Quoting the above paper: "Deep Feature Synthesis is an algorithm that automatically generates features for relational datasets. In essence, the algorithm follows relationships in the data to a base field, and then sequentially applies mathematical functions along that path to create the final feature."

Practical Results

Kanter and Veeramachaneni implemented the Deep Feature Synthesis algorithm in their Data Science Machine and proceeded to enter the automated results in several competitions:

Their results competed against human teams to find predictive patterns in unfamiliar data sets. Of the 906 teams participating in the three competitions, the researchers' "Data Science Machine" finished ahead of 615. In two of the three competitions, the predictions made by the Data Science Machine were 94 percent and 96 percent as accurate as the winning submissions.

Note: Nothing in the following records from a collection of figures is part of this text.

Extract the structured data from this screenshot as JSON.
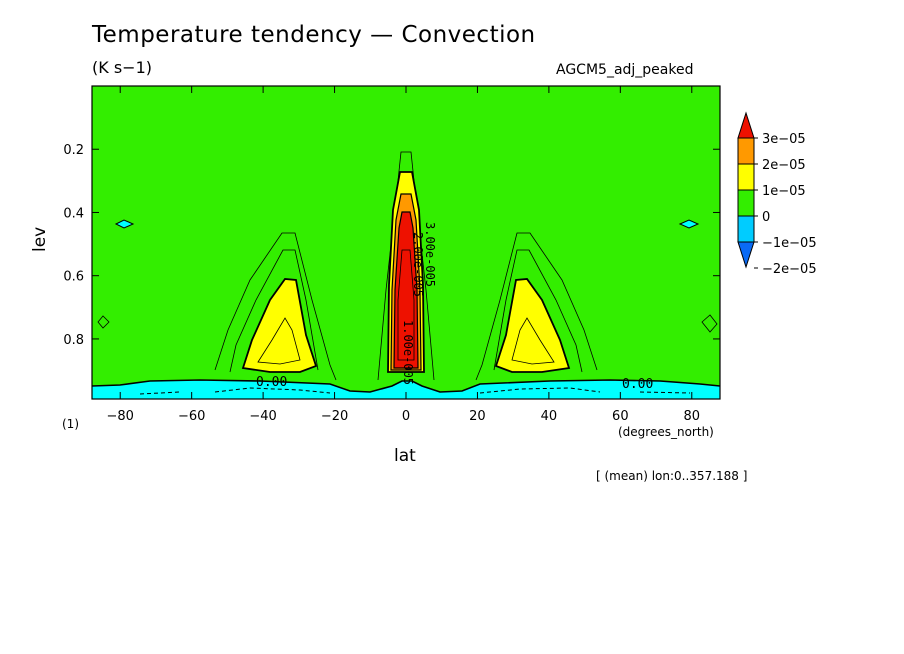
{
  "header": {
    "title": "Temperature tendency — Convection",
    "units": "(K s−1)",
    "dataset": "AGCM5_adj_peaked",
    "page_number": "(1)",
    "x_units": "(degrees_north)",
    "average_note": "[ (mean) lon:0..357.188 ]"
  },
  "chart_data": {
    "type": "heatmap",
    "title": "Temperature tendency — Convection",
    "xlabel": "lat",
    "ylabel": "lev",
    "xlim": [
      -87.9,
      87.9
    ],
    "ylim": [
      0.0,
      0.99
    ],
    "y_inverted": true,
    "x_ticks": [
      -80,
      -60,
      -40,
      -20,
      0,
      20,
      40,
      60,
      80
    ],
    "x_tick_labels": [
      "−80",
      "−60",
      "−40",
      "−20",
      "0",
      "20",
      "40",
      "60",
      "80"
    ],
    "y_ticks": [
      0.2,
      0.4,
      0.6,
      0.8
    ],
    "y_tick_labels": [
      "0.2",
      "0.4",
      "0.6",
      "0.8"
    ],
    "colorbar": {
      "levels": [
        -2e-05,
        -1e-05,
        0,
        1e-05,
        2e-05,
        3e-05
      ],
      "labels": [
        "3e−05",
        "2e−05",
        "1e−05",
        "0",
        "−1e−05",
        "−2e−05"
      ],
      "colors": [
        "#0a6af5",
        "#00ccff",
        "#33ee00",
        "#ffff00",
        "#ff9900",
        "#ee1100"
      ]
    },
    "contour_labels": [
      "0.00",
      "0.00",
      "3.00e-005",
      "1.00e-005",
      "2.00e-005"
    ],
    "regions": [
      {
        "name": "southern-subtropical-maximum",
        "lat_center": -34,
        "lev_range": [
          0.62,
          0.93
        ],
        "level": "1e-05 to 2e-05"
      },
      {
        "name": "northern-subtropical-maximum",
        "lat_center": 34,
        "lev_range": [
          0.62,
          0.93
        ],
        "level": "1e-05 to 2e-05"
      },
      {
        "name": "equatorial-maximum",
        "lat_center": 0,
        "lev_range": [
          0.29,
          0.95
        ],
        "level": "above 3e-05"
      },
      {
        "name": "boundary-layer-cooling",
        "lat_range": [
          -87.9,
          87.9
        ],
        "lev_range": [
          0.93,
          0.99
        ],
        "level": "-1e-05 to 0"
      }
    ]
  }
}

In the third, the figure was a more modest 87 percent. But where the teams of humans typically labored over their prediction algorithms for months, the Data Science Machine took somewhere between two and 12 hours to produce each of its entries.

Characteristics

Little to no human intervention.

Results in hours not weeks.

Relies on SQL schema and normalized table relationships.

Applications

Quickly create feature sets of predictive value.

Critique

The process of feature synthesis from relational data is known as propositionalization, which is known at least from 1991. The employed algorithm in Deep feature synthesis was for the first time described by Knobbe in 2001 and is known as RollUp. RollUp was later on enhanced in PRORED. A commercial version of RollUp is sold under the name Safarii.